2-n-Butyl-9-methyl-8-[1,2,3]triazol-2-yl-9H-purin-6-ylamine and Analogues as A2A Adenosine Receptor Antagonists. Design, Synthesis, and Pharmacological Characterization

作者：Patrizia Minetti、Maria Ornella Tinti、Paolo Carminati、Massimo Castorina、Maria Assunta Di Cesare、Stefano Di Serio、Grazia Gallo、Orlando Ghirardi、Fabrizio Giorgi、Luca Giorgi、Giovanni Piersanti、Francesca Bartoccini、Giorgio Tarzia

DOI：10.1021/jm058018d

日期：2005.11.1

Two types of adenosine receptor ligands were designed, i.e., 9H-purine and 1H-imidazo[4,5-c]pyridines, to obtain selective A(2A) antagonists, and we report here their synthesis and binding affinities for the four adenosine receptor subtypes A(1), A(2A), A(2B) and A(3).
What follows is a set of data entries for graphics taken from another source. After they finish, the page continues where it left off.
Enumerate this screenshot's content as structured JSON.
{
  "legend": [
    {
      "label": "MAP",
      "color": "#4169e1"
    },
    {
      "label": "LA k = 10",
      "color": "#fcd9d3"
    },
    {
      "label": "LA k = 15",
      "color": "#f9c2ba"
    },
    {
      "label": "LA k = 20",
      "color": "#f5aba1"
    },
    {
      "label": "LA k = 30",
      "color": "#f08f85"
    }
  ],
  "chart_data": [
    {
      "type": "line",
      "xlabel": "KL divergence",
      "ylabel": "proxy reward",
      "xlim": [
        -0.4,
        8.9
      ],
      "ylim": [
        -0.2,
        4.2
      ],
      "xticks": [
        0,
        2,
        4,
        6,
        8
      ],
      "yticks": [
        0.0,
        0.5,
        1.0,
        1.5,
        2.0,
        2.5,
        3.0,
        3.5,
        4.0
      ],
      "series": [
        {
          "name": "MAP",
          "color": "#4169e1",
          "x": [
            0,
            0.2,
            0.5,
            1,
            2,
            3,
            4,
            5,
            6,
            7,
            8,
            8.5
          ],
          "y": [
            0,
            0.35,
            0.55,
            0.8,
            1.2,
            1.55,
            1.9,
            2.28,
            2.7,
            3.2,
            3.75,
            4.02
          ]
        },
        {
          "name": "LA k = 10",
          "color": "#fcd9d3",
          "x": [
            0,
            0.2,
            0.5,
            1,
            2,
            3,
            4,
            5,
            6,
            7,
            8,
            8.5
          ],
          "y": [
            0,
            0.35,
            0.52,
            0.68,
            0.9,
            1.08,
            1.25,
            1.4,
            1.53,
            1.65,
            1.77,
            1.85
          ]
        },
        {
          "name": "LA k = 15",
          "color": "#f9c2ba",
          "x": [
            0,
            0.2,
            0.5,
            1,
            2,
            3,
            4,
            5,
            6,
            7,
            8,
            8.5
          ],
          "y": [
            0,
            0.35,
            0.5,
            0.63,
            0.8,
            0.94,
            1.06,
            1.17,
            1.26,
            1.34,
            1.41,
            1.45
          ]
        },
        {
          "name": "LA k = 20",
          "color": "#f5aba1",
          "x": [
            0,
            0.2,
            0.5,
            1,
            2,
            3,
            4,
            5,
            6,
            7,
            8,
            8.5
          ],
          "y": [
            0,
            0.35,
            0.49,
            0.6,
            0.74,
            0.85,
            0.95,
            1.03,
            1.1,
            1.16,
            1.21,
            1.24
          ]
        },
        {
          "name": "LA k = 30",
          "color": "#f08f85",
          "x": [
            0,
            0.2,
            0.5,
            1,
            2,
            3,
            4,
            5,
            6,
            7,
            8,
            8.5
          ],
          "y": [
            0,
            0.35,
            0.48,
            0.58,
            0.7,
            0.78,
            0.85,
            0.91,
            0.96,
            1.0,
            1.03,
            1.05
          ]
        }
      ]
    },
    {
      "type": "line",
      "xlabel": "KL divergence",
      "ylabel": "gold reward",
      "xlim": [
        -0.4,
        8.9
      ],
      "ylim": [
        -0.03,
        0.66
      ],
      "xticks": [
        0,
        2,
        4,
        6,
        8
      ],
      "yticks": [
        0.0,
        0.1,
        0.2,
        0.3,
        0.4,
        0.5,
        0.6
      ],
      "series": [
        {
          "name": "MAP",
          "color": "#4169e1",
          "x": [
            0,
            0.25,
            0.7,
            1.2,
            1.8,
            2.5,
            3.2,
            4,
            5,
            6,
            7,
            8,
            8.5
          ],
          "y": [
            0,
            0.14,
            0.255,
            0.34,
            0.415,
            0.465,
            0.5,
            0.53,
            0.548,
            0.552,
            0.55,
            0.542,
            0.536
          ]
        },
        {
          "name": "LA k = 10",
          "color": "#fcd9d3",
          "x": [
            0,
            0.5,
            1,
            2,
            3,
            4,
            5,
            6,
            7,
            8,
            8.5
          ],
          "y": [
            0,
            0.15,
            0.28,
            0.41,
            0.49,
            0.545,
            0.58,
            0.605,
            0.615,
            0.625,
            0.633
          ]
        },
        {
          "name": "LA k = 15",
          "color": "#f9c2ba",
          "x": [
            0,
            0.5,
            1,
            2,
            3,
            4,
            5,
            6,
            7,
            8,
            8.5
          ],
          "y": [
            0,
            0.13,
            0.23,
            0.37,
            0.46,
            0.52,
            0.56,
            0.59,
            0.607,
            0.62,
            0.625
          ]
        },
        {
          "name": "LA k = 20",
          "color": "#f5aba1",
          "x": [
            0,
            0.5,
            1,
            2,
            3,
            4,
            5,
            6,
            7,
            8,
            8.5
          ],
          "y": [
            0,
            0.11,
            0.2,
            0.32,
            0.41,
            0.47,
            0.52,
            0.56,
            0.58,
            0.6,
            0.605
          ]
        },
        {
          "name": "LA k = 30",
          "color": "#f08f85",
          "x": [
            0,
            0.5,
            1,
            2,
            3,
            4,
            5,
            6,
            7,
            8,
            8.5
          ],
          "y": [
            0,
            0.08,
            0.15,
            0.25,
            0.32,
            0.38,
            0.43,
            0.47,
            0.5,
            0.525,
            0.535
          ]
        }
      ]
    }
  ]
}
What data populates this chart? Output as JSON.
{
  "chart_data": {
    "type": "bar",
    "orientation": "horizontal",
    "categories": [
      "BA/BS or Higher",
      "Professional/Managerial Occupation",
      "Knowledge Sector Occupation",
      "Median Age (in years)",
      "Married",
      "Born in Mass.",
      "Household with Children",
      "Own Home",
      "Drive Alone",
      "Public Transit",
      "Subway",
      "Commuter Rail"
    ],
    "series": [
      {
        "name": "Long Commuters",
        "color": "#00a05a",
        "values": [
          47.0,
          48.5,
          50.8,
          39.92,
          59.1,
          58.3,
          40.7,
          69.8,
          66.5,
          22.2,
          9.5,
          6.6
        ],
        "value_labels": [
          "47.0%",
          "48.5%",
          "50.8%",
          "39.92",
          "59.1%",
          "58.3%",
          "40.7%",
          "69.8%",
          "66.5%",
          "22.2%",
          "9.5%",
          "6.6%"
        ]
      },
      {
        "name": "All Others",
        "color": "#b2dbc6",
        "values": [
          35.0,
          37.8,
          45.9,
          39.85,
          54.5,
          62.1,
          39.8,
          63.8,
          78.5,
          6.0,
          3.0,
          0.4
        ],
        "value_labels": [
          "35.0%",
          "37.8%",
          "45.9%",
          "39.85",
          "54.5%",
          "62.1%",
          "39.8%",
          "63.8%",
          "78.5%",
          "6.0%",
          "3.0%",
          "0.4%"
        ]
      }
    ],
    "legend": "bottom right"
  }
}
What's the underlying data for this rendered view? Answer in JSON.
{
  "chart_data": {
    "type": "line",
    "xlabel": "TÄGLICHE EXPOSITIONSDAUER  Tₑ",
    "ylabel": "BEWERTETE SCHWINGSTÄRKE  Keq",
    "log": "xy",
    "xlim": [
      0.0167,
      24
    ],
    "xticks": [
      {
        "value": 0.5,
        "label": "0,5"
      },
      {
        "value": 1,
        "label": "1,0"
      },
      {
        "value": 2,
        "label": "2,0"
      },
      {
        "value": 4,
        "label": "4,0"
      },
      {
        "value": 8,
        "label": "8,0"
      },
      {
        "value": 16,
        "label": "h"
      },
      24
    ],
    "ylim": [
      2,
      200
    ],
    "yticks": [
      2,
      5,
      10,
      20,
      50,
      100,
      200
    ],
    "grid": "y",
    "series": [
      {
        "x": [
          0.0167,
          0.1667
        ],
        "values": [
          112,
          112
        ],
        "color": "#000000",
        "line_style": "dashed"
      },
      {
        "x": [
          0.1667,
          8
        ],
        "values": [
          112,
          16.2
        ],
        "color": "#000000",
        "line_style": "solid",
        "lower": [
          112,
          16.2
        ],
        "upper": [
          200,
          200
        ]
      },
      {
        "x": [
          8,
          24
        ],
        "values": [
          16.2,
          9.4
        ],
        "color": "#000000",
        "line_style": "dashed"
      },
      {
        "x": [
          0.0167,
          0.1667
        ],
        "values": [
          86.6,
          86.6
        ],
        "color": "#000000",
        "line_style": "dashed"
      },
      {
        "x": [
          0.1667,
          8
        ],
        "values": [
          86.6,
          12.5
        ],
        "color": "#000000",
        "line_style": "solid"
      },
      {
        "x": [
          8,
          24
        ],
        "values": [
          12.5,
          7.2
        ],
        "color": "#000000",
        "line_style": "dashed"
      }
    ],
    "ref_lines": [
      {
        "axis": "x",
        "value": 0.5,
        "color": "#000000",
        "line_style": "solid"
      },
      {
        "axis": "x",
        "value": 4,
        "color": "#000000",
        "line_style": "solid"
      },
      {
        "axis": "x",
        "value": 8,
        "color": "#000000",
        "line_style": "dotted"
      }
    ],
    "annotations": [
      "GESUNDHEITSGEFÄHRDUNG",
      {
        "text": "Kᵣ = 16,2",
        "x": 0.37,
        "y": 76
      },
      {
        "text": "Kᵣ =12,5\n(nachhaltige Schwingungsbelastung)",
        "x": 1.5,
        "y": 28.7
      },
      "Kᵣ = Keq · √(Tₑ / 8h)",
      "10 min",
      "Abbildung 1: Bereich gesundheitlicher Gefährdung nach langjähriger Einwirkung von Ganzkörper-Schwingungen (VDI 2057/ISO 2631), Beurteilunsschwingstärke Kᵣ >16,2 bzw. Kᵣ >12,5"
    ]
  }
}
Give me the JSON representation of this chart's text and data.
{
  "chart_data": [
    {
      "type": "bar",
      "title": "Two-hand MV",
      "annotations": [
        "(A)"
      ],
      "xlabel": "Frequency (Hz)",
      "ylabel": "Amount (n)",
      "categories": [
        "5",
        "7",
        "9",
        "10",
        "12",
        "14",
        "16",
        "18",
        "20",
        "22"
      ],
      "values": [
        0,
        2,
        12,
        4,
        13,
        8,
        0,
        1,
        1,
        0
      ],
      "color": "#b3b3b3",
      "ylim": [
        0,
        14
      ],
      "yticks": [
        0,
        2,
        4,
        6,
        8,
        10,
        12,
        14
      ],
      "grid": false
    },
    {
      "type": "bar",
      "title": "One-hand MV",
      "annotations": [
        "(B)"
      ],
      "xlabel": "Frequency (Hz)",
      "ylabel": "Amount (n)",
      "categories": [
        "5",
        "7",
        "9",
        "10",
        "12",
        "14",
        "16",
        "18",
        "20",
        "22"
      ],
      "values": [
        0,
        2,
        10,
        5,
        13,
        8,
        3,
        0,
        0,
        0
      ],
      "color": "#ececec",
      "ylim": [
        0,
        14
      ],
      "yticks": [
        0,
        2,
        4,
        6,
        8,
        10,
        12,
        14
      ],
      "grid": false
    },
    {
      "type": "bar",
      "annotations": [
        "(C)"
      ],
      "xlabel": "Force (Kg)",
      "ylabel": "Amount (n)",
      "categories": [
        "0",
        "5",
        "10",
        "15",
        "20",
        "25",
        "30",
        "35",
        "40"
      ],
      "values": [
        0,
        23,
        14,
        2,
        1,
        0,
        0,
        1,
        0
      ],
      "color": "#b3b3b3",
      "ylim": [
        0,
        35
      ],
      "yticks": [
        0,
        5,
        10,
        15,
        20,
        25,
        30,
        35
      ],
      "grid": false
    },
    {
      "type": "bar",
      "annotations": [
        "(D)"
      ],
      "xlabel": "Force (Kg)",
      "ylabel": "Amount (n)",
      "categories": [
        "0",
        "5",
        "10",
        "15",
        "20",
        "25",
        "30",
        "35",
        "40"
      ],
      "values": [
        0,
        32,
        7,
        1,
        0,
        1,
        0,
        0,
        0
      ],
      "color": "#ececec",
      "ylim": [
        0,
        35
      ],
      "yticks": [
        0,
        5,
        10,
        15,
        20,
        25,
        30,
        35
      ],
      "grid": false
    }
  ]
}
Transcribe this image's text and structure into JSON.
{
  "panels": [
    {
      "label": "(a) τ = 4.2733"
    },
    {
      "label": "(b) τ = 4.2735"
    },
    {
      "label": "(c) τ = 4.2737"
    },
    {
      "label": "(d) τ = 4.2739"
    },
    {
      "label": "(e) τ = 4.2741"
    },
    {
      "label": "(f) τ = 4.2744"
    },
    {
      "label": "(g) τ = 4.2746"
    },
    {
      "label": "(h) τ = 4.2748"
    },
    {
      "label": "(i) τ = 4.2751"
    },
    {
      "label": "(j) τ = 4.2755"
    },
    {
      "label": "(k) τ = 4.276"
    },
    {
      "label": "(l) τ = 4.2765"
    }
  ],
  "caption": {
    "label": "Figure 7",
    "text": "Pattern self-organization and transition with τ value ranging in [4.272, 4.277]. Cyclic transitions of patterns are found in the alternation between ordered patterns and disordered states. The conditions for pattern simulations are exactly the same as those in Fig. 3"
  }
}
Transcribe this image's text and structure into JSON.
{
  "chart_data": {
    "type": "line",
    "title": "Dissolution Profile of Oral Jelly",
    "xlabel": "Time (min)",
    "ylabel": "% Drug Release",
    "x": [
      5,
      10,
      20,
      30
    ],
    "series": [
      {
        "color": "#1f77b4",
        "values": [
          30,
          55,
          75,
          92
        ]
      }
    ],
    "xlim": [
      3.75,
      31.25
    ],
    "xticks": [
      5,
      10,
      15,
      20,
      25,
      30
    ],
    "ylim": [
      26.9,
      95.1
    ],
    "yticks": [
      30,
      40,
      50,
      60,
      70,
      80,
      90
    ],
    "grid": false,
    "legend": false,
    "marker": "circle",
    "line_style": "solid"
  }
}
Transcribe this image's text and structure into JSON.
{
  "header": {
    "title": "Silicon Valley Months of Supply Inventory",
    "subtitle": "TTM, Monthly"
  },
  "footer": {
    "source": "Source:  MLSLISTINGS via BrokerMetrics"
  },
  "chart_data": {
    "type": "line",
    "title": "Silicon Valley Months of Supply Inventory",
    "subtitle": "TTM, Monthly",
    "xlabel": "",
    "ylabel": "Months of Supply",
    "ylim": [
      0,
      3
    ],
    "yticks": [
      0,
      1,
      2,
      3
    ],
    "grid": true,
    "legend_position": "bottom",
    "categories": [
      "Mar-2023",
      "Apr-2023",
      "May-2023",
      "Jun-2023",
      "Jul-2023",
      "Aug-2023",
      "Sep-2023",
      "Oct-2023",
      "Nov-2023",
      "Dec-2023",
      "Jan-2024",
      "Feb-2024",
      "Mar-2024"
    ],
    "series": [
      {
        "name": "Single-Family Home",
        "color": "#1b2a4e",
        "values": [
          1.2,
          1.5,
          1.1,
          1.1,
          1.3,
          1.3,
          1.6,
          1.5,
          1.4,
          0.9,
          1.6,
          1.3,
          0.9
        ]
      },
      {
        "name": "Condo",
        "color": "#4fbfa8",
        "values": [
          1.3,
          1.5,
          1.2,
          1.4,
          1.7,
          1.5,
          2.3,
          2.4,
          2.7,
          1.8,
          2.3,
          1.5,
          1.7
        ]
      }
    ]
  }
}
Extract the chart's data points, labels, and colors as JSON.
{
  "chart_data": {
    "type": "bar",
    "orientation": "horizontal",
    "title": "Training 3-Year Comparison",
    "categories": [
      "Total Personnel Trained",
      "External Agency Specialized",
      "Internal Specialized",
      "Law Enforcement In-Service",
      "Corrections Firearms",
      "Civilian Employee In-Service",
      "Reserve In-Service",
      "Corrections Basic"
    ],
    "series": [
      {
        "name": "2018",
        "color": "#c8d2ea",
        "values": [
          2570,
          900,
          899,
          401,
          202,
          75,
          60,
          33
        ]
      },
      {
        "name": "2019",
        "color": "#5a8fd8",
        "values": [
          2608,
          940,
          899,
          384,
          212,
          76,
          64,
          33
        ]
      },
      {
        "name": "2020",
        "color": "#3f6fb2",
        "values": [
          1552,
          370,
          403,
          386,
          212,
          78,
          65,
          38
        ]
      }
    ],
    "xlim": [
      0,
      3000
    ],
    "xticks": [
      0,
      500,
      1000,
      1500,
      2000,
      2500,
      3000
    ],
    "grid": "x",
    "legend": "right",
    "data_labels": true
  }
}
The design was carried out on the basis of the molecular modeling of a number of potent adenosine receptor antagonists described in the literature. Three compounds (25b-d) showed an interesting affinity and selectivity for the A(2A) subtype. One of them, i.e., ST1535 (2-n-butyl-9-methyl-8-[1,2,3]triazol-2-yl-9H-purin-6-ylamine, 25b) (K-i A(2A) = 6.6 nM, K-i A(1)/A(2A) = 12; K-i A(2B)/A(2A) = 58; K-i A(3)/A(2A) > 160), was selected for in vivo study and shown to induce a dose-related increase in locomotor activity, suggestive of an A(2A) antagonist type of activity.